The others in the saloon were startled by the unexpected pistol shot.

“Luke! What the hell are you doin’, coming in here shootin’ up the place?” Jake scolded.

“Gold!” Luke replied. “Me ’n’ Percy’s done discovered gold!”

“What? Did you say gold?” one of the other customers asked.

“That’s what I said all right. Gold, and a lot of it too. Why, they’s enough gold up there to make ever’ man in Green River rich as a king!”

“Up where?” Jake asked. “Where is this gold?”

“Yeah, where is it?” another asked.

“Up in the Sweetwater,” Luke said. He waved the rock around. “I done had this assayed. Eighty dollars a ton, boys! Eighty dollars a ton!”

By now everyone in the saloon, including Jake, was crowding around Luke, trying to get more information from him. Where, exactly, in the Sweetwater Range was the gold? How did he find it? Did anyone else know about it yet?

As the discussion of gold was taking place, Hawke continued to stare at Dancer, who had quit returning the gaze and was now staring pointedly into his glass of whiskey.

One of the patrons slipped out of the saloon, and a second later those inside could hear the clatter of hoofbeats as he rode away.

“Hey, boys, some have already started. If we don’t get up there now, we’re goin’ to be left suckin’ hind tit!” someone shouted, which started a rush for the door. Within moments nobody was left in the saloon but Jake, the piano player, Hawke, and Dancer.

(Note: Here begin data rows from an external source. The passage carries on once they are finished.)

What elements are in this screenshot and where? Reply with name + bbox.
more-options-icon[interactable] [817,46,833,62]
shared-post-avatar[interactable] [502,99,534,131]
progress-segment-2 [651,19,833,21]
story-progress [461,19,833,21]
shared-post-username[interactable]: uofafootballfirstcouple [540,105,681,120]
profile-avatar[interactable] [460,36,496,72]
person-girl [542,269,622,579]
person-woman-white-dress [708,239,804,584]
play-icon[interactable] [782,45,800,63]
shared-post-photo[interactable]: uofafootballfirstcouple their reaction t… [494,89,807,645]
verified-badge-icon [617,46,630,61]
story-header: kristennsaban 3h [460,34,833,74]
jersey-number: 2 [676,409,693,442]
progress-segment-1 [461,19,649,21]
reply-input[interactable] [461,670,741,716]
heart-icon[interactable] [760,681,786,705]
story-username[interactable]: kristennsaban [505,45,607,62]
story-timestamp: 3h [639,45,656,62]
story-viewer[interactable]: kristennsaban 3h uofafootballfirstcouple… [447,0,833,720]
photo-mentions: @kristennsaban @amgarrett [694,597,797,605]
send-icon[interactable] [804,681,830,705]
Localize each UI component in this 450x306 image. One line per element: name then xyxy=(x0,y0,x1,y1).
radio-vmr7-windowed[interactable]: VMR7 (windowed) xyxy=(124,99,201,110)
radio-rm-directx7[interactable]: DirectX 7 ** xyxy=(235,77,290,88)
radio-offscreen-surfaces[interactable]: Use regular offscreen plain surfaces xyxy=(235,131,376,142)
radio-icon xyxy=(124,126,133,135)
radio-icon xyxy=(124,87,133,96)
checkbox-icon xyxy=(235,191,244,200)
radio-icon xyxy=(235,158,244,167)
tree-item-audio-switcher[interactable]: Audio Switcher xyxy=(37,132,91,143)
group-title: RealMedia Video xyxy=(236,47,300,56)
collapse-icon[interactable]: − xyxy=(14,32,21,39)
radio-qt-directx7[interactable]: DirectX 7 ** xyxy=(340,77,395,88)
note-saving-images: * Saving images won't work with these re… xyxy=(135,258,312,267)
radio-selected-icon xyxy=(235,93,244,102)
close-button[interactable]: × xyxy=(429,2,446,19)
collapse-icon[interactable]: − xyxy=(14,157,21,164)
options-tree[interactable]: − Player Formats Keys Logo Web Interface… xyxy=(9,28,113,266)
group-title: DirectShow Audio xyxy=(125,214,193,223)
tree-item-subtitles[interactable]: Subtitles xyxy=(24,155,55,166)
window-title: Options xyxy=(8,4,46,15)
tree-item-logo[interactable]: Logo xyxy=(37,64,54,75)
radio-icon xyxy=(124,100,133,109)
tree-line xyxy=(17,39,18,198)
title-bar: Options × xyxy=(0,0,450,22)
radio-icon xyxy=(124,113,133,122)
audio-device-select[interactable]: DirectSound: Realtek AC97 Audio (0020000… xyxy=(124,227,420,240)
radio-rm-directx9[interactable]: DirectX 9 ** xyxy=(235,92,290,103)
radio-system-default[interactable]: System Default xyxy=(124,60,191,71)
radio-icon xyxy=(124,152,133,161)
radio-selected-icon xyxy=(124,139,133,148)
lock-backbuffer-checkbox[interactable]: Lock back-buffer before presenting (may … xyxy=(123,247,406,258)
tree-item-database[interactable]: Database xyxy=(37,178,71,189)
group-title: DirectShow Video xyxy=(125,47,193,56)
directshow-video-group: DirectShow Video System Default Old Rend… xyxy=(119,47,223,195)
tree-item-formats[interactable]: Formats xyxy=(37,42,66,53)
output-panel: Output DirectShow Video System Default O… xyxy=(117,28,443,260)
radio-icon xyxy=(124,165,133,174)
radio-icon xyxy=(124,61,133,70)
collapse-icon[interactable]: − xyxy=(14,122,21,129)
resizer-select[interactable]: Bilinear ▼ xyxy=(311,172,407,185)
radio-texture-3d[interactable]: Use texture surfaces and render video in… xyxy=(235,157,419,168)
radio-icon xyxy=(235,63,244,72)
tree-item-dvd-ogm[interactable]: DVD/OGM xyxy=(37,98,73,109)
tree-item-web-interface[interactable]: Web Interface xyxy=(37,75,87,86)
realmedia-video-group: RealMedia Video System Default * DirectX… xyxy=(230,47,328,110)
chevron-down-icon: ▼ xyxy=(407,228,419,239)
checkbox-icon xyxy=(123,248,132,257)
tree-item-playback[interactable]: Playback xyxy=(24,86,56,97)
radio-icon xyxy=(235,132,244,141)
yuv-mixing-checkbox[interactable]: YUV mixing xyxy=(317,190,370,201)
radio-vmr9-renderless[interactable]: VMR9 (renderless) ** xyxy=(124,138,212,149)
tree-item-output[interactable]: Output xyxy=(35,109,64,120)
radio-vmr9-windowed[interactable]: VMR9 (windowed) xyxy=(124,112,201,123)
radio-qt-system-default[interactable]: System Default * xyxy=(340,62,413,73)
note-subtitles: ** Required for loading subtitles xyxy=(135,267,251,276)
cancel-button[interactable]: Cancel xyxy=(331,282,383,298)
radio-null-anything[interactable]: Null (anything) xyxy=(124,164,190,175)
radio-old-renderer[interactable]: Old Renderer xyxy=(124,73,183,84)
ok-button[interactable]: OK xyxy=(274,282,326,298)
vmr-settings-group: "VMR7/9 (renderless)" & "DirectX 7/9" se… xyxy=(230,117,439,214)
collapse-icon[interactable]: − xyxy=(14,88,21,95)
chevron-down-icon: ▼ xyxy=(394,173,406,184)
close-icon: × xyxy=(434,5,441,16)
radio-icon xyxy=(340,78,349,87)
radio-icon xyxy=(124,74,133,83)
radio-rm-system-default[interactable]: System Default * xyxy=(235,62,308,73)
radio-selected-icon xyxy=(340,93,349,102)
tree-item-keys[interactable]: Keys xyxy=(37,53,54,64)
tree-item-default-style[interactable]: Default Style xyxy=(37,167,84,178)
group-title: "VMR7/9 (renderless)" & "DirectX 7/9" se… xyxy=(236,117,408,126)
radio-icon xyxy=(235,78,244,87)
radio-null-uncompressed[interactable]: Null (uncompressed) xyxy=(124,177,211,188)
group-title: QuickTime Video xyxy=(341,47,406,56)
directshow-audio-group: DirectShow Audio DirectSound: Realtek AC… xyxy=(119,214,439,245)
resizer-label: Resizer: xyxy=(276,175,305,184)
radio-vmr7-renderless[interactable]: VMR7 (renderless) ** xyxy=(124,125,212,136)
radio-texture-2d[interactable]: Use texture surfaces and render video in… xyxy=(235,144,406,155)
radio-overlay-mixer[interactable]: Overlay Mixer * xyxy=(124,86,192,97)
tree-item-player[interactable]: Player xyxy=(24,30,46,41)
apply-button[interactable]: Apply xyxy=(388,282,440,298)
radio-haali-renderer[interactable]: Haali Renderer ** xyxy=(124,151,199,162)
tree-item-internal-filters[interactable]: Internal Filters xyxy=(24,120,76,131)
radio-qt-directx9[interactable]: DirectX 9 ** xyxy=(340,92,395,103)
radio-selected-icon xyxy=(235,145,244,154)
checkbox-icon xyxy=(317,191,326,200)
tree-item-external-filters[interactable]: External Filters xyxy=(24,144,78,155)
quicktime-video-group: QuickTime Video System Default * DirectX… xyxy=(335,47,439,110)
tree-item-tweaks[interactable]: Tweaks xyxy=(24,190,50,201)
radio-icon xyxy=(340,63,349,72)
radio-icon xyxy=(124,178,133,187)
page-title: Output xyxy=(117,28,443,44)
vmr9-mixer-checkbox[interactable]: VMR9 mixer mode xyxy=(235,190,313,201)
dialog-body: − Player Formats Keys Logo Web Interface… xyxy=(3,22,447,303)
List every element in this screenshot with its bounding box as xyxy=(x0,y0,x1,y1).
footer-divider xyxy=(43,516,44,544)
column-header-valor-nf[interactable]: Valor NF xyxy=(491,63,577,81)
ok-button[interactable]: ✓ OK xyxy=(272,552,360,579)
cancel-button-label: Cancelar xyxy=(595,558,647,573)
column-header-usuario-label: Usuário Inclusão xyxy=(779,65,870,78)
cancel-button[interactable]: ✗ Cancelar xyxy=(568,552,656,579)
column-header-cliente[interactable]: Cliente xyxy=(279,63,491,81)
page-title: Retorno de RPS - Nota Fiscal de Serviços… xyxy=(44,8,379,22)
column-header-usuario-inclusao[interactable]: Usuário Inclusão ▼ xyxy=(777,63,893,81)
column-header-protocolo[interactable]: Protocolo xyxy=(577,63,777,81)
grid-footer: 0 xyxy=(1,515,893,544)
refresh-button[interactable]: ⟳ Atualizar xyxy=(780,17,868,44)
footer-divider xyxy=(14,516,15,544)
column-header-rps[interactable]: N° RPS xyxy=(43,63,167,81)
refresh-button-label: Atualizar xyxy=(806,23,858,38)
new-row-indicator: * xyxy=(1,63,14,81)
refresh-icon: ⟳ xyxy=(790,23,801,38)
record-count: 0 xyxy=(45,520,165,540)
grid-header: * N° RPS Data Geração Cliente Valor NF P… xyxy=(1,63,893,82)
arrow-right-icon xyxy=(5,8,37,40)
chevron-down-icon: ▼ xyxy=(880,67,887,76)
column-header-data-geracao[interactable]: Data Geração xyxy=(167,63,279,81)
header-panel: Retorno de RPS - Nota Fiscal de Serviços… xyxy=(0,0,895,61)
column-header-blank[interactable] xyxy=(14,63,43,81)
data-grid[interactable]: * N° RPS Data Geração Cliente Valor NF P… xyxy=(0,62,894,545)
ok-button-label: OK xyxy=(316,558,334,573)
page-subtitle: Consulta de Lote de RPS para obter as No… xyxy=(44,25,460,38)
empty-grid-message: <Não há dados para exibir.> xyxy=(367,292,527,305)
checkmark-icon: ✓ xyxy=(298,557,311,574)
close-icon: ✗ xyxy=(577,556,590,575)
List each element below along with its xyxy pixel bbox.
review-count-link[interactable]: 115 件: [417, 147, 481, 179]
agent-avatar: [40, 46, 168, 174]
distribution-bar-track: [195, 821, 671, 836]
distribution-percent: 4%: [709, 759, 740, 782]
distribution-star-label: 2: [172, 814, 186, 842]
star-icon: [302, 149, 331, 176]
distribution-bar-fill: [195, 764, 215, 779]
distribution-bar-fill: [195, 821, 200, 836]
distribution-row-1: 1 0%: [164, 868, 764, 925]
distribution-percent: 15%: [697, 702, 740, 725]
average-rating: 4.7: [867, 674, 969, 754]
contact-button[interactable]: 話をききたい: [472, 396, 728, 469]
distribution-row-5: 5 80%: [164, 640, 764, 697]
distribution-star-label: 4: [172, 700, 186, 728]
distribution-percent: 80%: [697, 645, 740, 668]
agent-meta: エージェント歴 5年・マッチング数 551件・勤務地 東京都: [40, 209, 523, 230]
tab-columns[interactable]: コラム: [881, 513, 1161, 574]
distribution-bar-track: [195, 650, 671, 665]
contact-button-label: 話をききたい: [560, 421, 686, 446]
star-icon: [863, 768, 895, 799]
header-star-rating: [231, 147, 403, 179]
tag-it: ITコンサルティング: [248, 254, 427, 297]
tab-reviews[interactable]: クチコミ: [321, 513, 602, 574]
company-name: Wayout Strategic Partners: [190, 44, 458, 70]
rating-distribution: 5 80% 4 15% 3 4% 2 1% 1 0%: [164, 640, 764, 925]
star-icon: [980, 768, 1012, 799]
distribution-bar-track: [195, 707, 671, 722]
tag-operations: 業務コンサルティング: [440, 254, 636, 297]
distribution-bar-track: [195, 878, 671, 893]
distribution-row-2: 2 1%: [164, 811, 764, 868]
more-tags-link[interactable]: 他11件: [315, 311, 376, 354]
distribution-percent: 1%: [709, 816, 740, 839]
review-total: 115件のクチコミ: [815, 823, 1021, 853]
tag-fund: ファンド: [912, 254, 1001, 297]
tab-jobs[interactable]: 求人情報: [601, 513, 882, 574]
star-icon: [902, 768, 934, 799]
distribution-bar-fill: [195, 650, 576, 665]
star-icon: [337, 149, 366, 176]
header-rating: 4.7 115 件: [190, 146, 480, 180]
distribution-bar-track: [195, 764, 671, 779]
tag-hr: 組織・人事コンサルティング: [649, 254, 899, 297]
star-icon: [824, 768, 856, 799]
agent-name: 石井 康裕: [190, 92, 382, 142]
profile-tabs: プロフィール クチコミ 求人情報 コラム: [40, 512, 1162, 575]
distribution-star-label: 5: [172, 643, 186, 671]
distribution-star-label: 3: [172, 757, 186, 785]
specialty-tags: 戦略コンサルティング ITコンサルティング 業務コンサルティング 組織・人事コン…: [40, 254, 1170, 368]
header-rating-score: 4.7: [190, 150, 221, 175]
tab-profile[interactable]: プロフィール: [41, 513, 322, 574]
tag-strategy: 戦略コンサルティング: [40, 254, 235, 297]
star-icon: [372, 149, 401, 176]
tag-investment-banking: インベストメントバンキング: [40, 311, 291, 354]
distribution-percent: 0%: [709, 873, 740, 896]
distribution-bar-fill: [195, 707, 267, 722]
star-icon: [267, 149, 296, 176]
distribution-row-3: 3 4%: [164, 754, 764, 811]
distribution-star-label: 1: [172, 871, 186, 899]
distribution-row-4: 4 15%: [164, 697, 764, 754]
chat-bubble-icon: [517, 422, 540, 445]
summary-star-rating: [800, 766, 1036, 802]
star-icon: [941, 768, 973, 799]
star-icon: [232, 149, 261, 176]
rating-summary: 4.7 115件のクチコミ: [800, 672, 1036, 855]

Hawke picked up his beer and turned his back to the bar. He lifted his mug to his lips as he studied Dancer.

“You ain’t goin’ after the gold?” Jake asked Hawke.

“No.”

“I’d be out there with them right now if I didn’t have this here job,” Jake said.

“The man who discovered gold…I think you called him Luke?”

“Yes sir. Luke Rawlings is his name.”

“Why do you think Luke came in here like that?”

“Well, wouldn’t you be excited if you’d discovered gold?”

“Yes,” Hawke said. “But I don’t think I’d be telling everyone exactly where I found it.”

“I’ll be damned. I never thought about that. Why do you reckon he did tell?”

“I don’t know,” Hawke replied. “It is puzzling.”